The Jamaican native didn’t step onto a football field until high school, though his size, work ethic and leadership qualities resulted in multiple scholarship offers upon graduation.  Tomlinson, one of five active ACC players to have earned both first team All-ACC and All-Academic honors, will no doubt bring more to a team than just on-field skills.  Durable and tough, Tomlinson has started 51 consecutive games, helping the Blue Devils score 390 points this year, the third most in program history.

He has anchored an offensive line which lead the country in fewest tackles for loss per game allowed with just 3.15. The unit had surrendered just 13.0 sacks, tied for the 8th fewest in the nation.  The 6-3, 320 lb. Tomlinson has everything you’re looking for in an offensive lineman: size, experience, smarts and toughness and will likely end up starting at the next level for years to come.

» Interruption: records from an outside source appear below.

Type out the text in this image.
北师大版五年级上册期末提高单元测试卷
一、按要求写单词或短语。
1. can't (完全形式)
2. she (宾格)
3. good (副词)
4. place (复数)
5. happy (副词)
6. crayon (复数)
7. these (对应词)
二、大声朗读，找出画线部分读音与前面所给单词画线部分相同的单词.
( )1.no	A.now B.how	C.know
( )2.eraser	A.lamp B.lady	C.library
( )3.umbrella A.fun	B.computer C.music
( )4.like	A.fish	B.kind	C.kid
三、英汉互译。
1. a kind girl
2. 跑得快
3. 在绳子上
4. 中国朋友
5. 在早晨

5. Nate Orchard (#99), DE – Utah – NORTH

At 6-4, 255 lbs., Orchard is a bit of a “tweener” in that he’s on the light side to play defensive end in a 4-3 and lacks the experience in coverage to make a quick conversion to OLB.  There’s still a lot to like about the senior captain for the Utah Utes, though.  For starters, Orchard can flat-out rush the passer. In 2014, his 19 sacks were second best in all of FBS (four of which came against #25 ranked UCLA), while his 21 tackles for loss ranks fifth best.

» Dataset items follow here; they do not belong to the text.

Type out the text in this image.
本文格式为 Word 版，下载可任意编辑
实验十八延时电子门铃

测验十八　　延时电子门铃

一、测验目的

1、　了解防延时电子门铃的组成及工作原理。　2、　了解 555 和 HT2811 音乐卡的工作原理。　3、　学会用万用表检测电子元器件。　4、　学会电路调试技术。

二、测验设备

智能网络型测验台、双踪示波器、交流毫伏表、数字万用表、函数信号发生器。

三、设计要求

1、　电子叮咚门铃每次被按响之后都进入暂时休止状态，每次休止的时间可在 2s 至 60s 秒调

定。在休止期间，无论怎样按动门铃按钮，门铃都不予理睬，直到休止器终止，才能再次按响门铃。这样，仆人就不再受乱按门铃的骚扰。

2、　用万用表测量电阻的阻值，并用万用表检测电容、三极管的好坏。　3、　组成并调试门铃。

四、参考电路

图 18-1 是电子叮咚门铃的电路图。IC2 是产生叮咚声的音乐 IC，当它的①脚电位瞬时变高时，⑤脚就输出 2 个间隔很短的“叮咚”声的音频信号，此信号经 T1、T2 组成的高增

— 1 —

Although he needs to add size and strength to help convert speed to power, many of his sacks are made on second effort.  Orchard has potential to enter the league as a situational pass rusher in a 4-3 or the potential to play outside in a 34 front.

6. David Cobb (#37), RB – Minnesota – NORTH

Cobb has been a durable and productive back for the Gophers over the two seasons, and his 1,626 yards (single-season record) and 13 touchdowns (tied for third most in a season) were a big reason for Minnesota’s 8-4 season.  In a year where Melvin Gordon and Ameer Abdullah stole the spotlight in the Big Ten, Cobb quietly rolled up 145 yards and three touchdowns against D-IA semifinalist Ohio State.

Although he lacks explosiveness, Cobb is a physical runner with good size (5-10, 220 lbs.) who is surprisingly fluid for a big back.  He showcases nice vision and enough elusiveness to slip initial defenders and consistently picks up tough yards after contact.  In a draft class that’s filled with talented running backs, Cobb will likely end up being a late second day-early third day steal.

7. Senquez Golson (#21), CB – Ole Miss – SOUTH

One of my favorite prospects leading up to the 2015 draft, Senquez Golson will no doubt drop down several rounds due to his size (5-8, 178 lbs.).  However, the diminutive cornerback played much bigger than his size in a big-time conference, proving he has what it takes to make it at the next level.  An absolute ball-hawk, Golson led the SEC and finished second nationally with a school record-tying 10 interceptions this season.  An explosive athlete with the quick feet and agility to blanket receivers all over the field, Golson would excel working from the slot.  His size may drop him off of some team’s draft boards entirely, but Golson has the skill-set to outplay his draft status at the next level.